Romance in the Air

If a woman agrees to go to dinner with a man, does it mean she's interested in him sexually? Men answer "yes" to this and similar questions about dating more often than women, according to a new Air Force Academy study. But despite the recent military sex scandals, Air Force cadets may be a step ahead of civilians on this issue.

The researchers asked cadets to rate the sexual connotations of dating behaviors--such as accepting a dinner invitation, wearing tight pants, or offering a backrub--on a scale of one to 10. Male cadets saw all of these behaviors as more sexually charged than their female counterparts did, echoing a 1993 study of college students. But civilians only showed this gender gap when the target of a behavior was female, while cadets saw actions the same way regardless of whether a man or woman was making the moves.

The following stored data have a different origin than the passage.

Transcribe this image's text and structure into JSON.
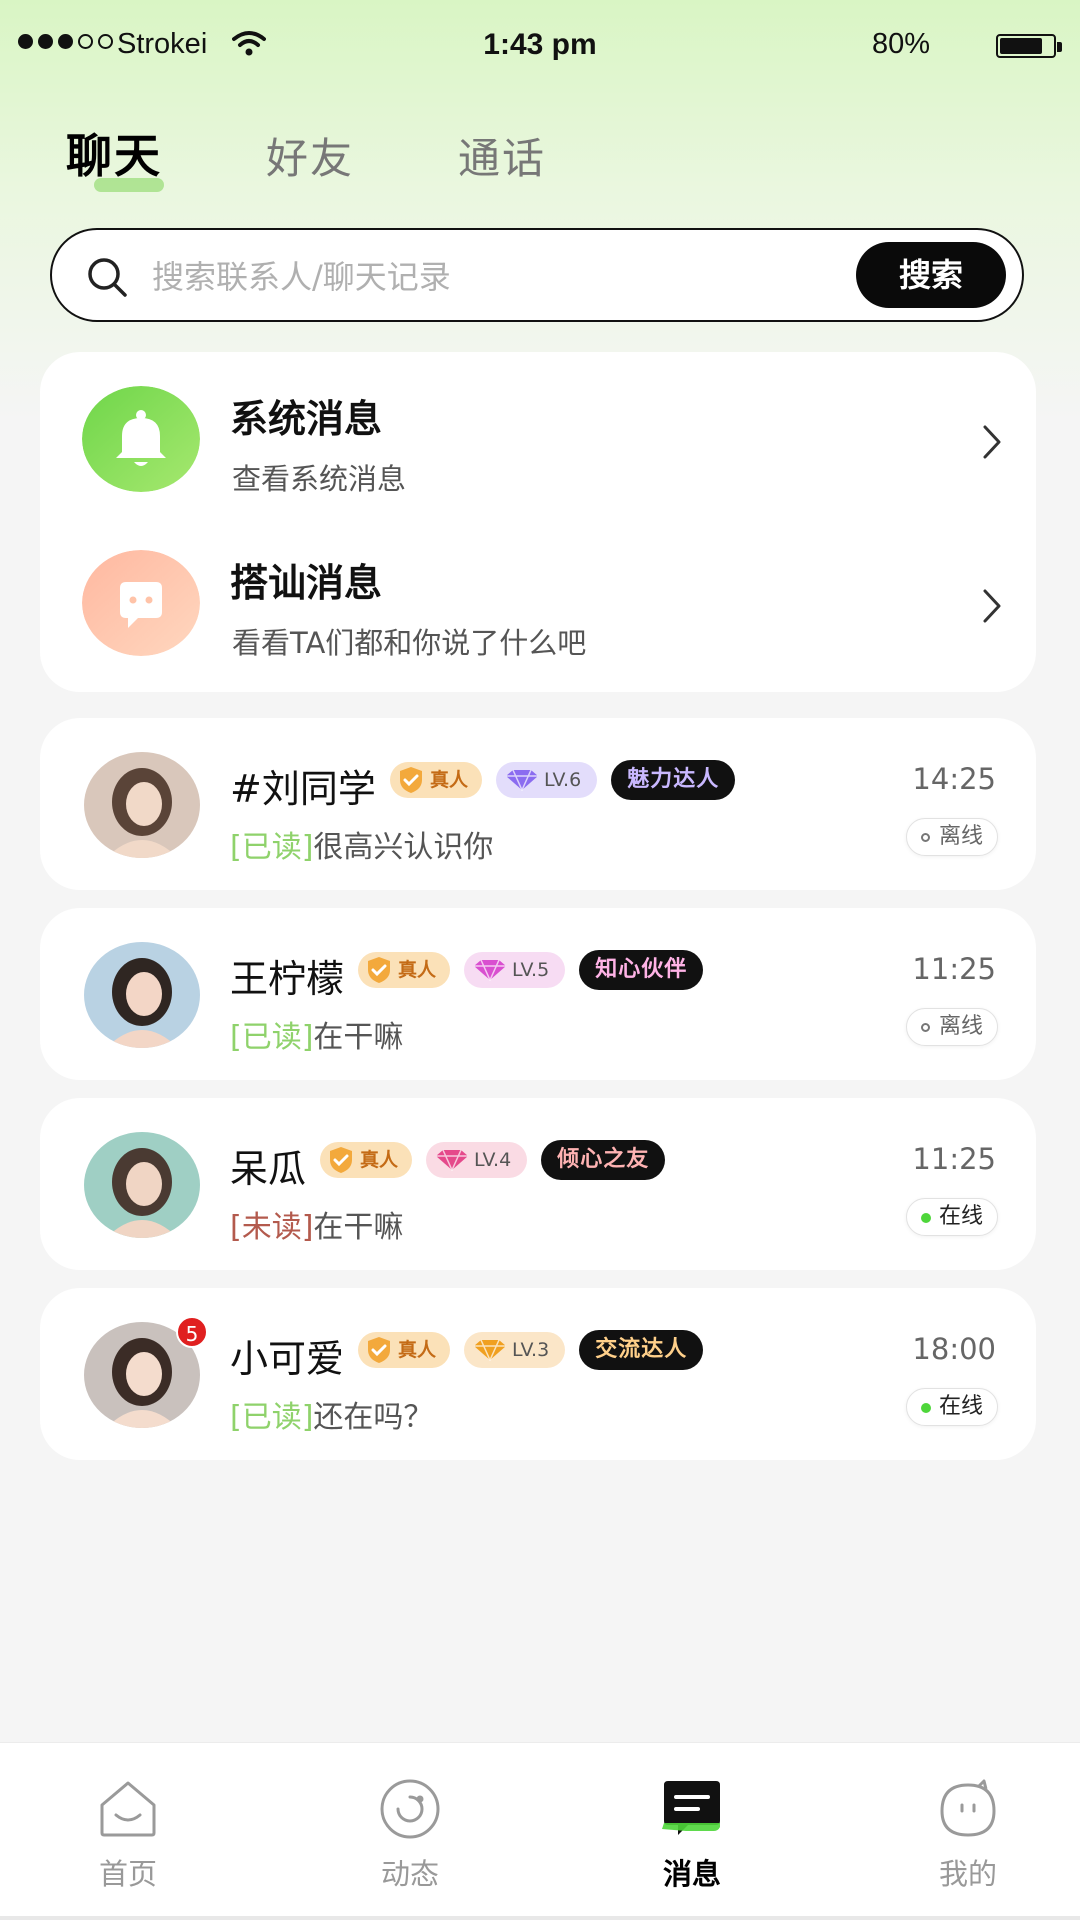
{
  "status_bar": {
    "carrier": "Strokei",
    "time": "1:43 pm",
    "battery": "80%"
  },
  "tabs": [
    {
      "label": "聊天",
      "active": true
    },
    {
      "label": "好友",
      "active": false
    },
    {
      "label": "通话",
      "active": false
    }
  ],
  "search": {
    "placeholder": "搜索联系人/聊天记录",
    "button": "搜索"
  },
  "system_messages": [
    {
      "title": "系统消息",
      "subtitle": "查看系统消息",
      "icon": "bell-icon",
      "color": "#7ed957"
    },
    {
      "title": "搭讪消息",
      "subtitle": "看看TA们都和你说了什么吧",
      "icon": "chat-bubble-icon",
      "color": "#ffc3a8"
    }
  ],
  "chats": [
    {
      "name": "#刘同学",
      "real_badge": "真人",
      "level": "LV.6",
      "level_color": "#e3ddfb",
      "gem_color": "#8b6cf0",
      "title": "魅力达人",
      "title_color": "#c9b8ff",
      "time": "14:25",
      "read_state": "[已读]",
      "read": true,
      "message": "很高兴认识你",
      "presence": "离线",
      "online": false
    },
    {
      "name": "王柠檬",
      "real_badge": "真人",
      "level": "LV.5",
      "level_color": "#f7dcf3",
      "gem_color": "#d94fd0",
      "title": "知心伙伴",
      "title_color": "#ffb3e6",
      "time": "11:25",
      "read_state": "[已读]",
      "read": true,
      "message": "在干嘛",
      "presence": "离线",
      "online": false
    },
    {
      "name": "呆瓜",
      "real_badge": "真人",
      "level": "LV.4",
      "level_color": "#fadbe4",
      "gem_color": "#e5498b",
      "title": "倾心之友",
      "title_color": "#ffb3b3",
      "time": "11:25",
      "read_state": "[未读]",
      "read": false,
      "message": "在干嘛",
      "presence": "在线",
      "online": true
    },
    {
      "name": "小可爱",
      "real_badge": "真人",
      "level": "LV.3",
      "level_color": "#fbe6c8",
      "gem_color": "#f0a020",
      "title": "交流达人",
      "title_color": "#ffd08a",
      "time": "18:00",
      "read_state": "[已读]",
      "read": true,
      "message": "还在吗？",
      "presence": "在线",
      "online": true,
      "unread_count": "5"
    }
  ],
  "bottom_nav": [
    {
      "label": "首页",
      "icon": "home-icon",
      "active": false
    },
    {
      "label": "动态",
      "icon": "moments-icon",
      "active": false
    },
    {
      "label": "消息",
      "icon": "message-icon",
      "active": true
    },
    {
      "label": "我的",
      "icon": "profile-icon",
      "active": false
    }
  ]
}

This unisex attitude may result from the 24-hours, seven-days-a-week professional environment at the Academy, says Steven M. Samuels, Ph.D., the psychologist who led the study. "Cadets are taught, `She's your superior, and it doesn't matter that she is female.'"

Still, the sex differences in cadets' perceptions show that more education is necessary, Samuels believes. "If we teach men, `Just because she waves at you doesn't mean she wants you,' and teach women that a friendly gesture may not be taken as pure friendliness, this could help defuse tense situations that can lead to harassment or even rape."